Mandant im Besitz einer Niderlassungerlaubnis nach §9a (Daueraufenthalt-EG). Ihr Ehemann hat seit Januar 2011 eine Arbeitsstelle außerhalb der EU und lebt dort. Sie hatte 3 Jahre lang eine volle Stelle (Mai 2008 bis Mai 2011), der befristete Vertrag war kurz vor dem Beginn des Mutterschutzes abgelaufen. Die Frau hat sich als arbeitslos nicht gemeldet und 6 Wochen vor der Geburt aus EU ausgereist. Das Mutterschutzgeld hat sie selbstverständlich auch nicht erhalten.
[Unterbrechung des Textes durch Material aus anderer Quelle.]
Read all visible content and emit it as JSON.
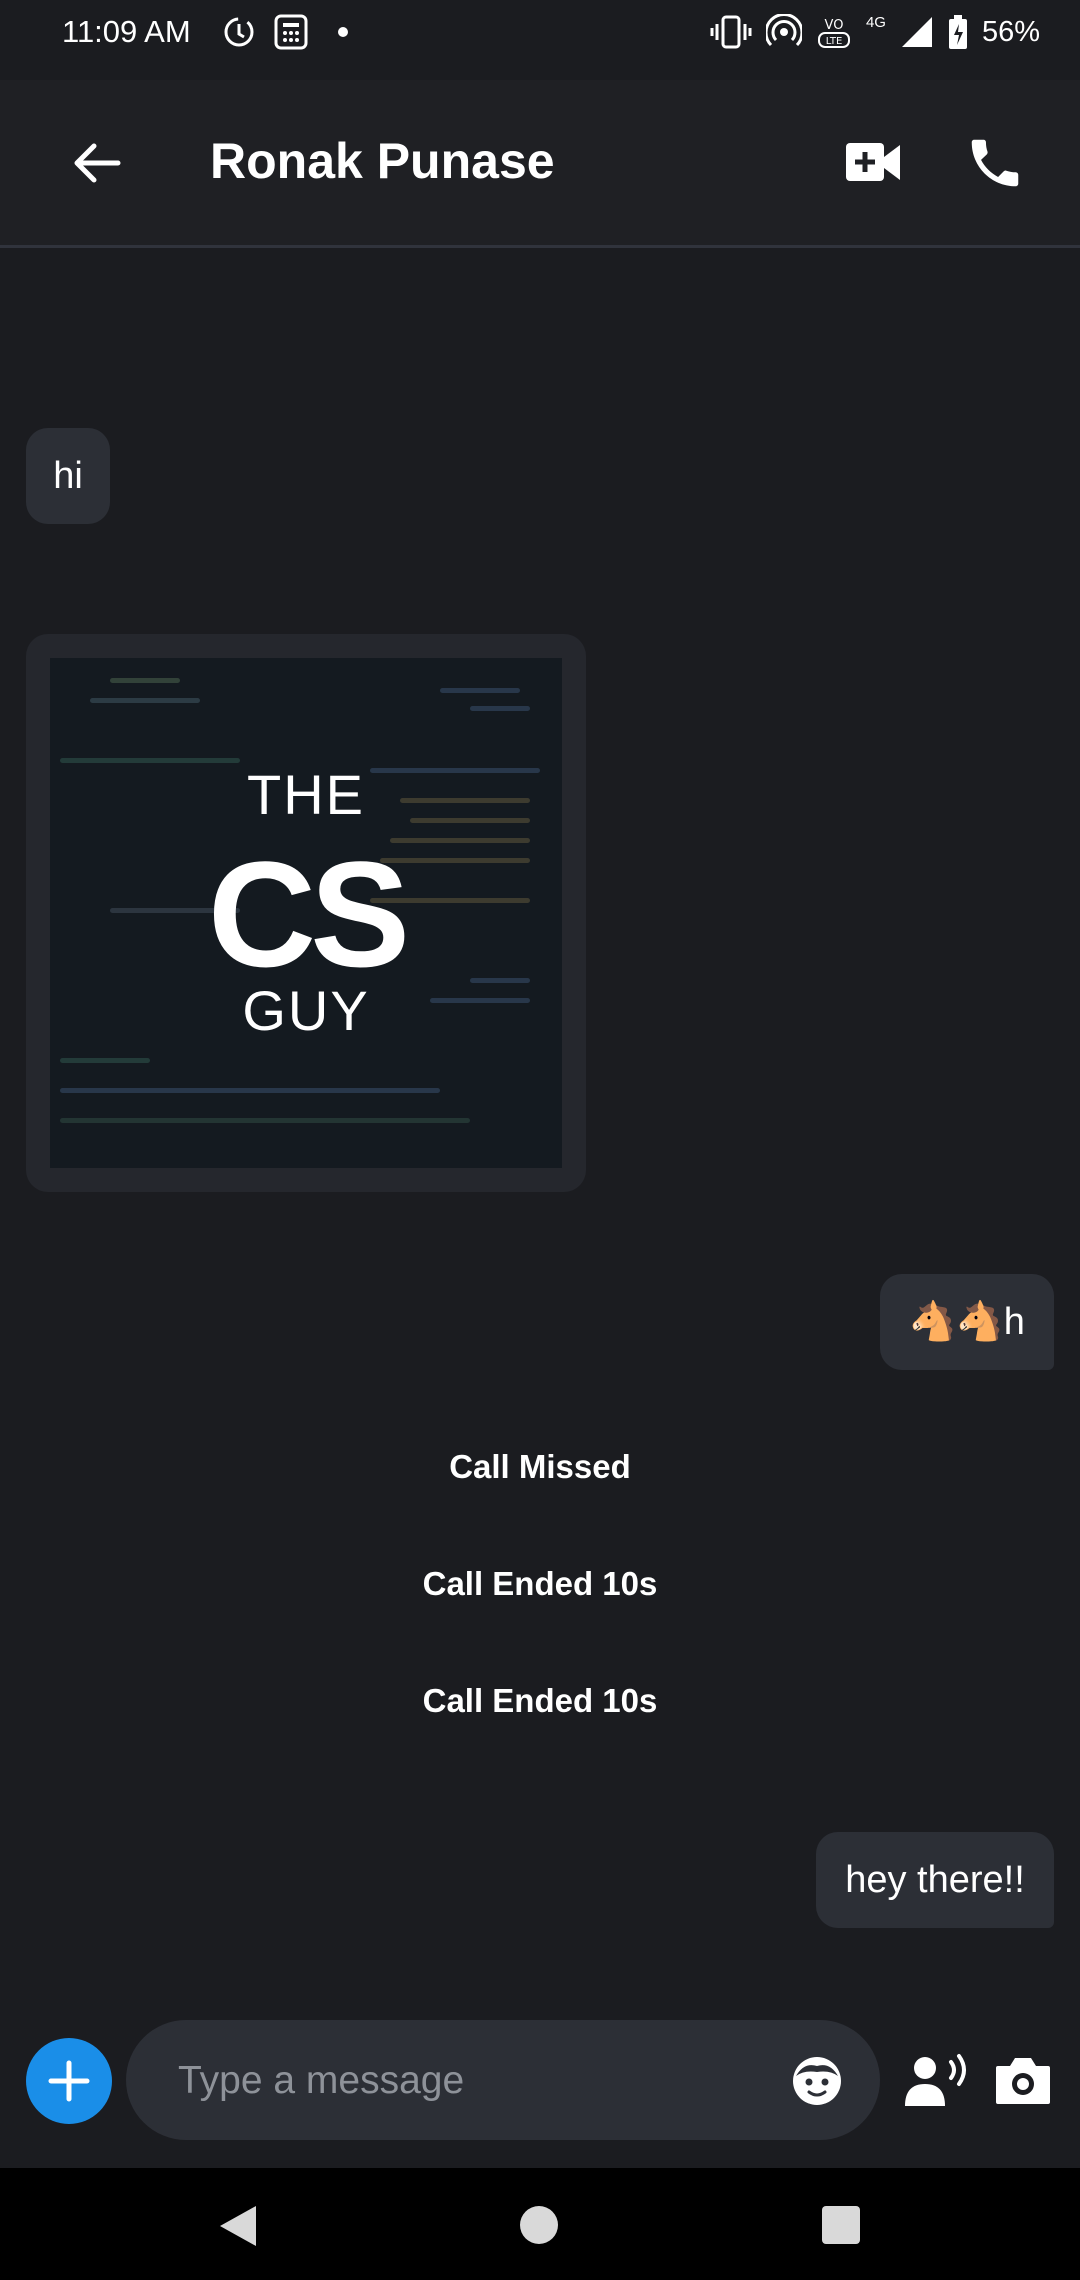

Hat sie Anspruch auf Elterngeld beim Rückkehr nach Deutschland im Mai 2012? Wie wird das Elterngeld gerechnet? Wie lange wird das Elterngeld in Ihrem Fall gezahlt (12 oder 14 Monate) und kann es rückwirkend bis 4 Monate gezahlt (beantragt) werden? Was sollte sie beantragen das Elterngeld oder das ALGI oder beides? Was ist am günstigsten im Bezug der Dauer der Unterstützung vom AA (ALGI)? Sollte das Kind eine Aufenthaltserlaubnis für das Beantragen des Elterngeld besitzen oder reicht es wenn es sich legal im Land aufhält und erst 1-2 Monate später eine Aufenthaltserlaubnis bekommt?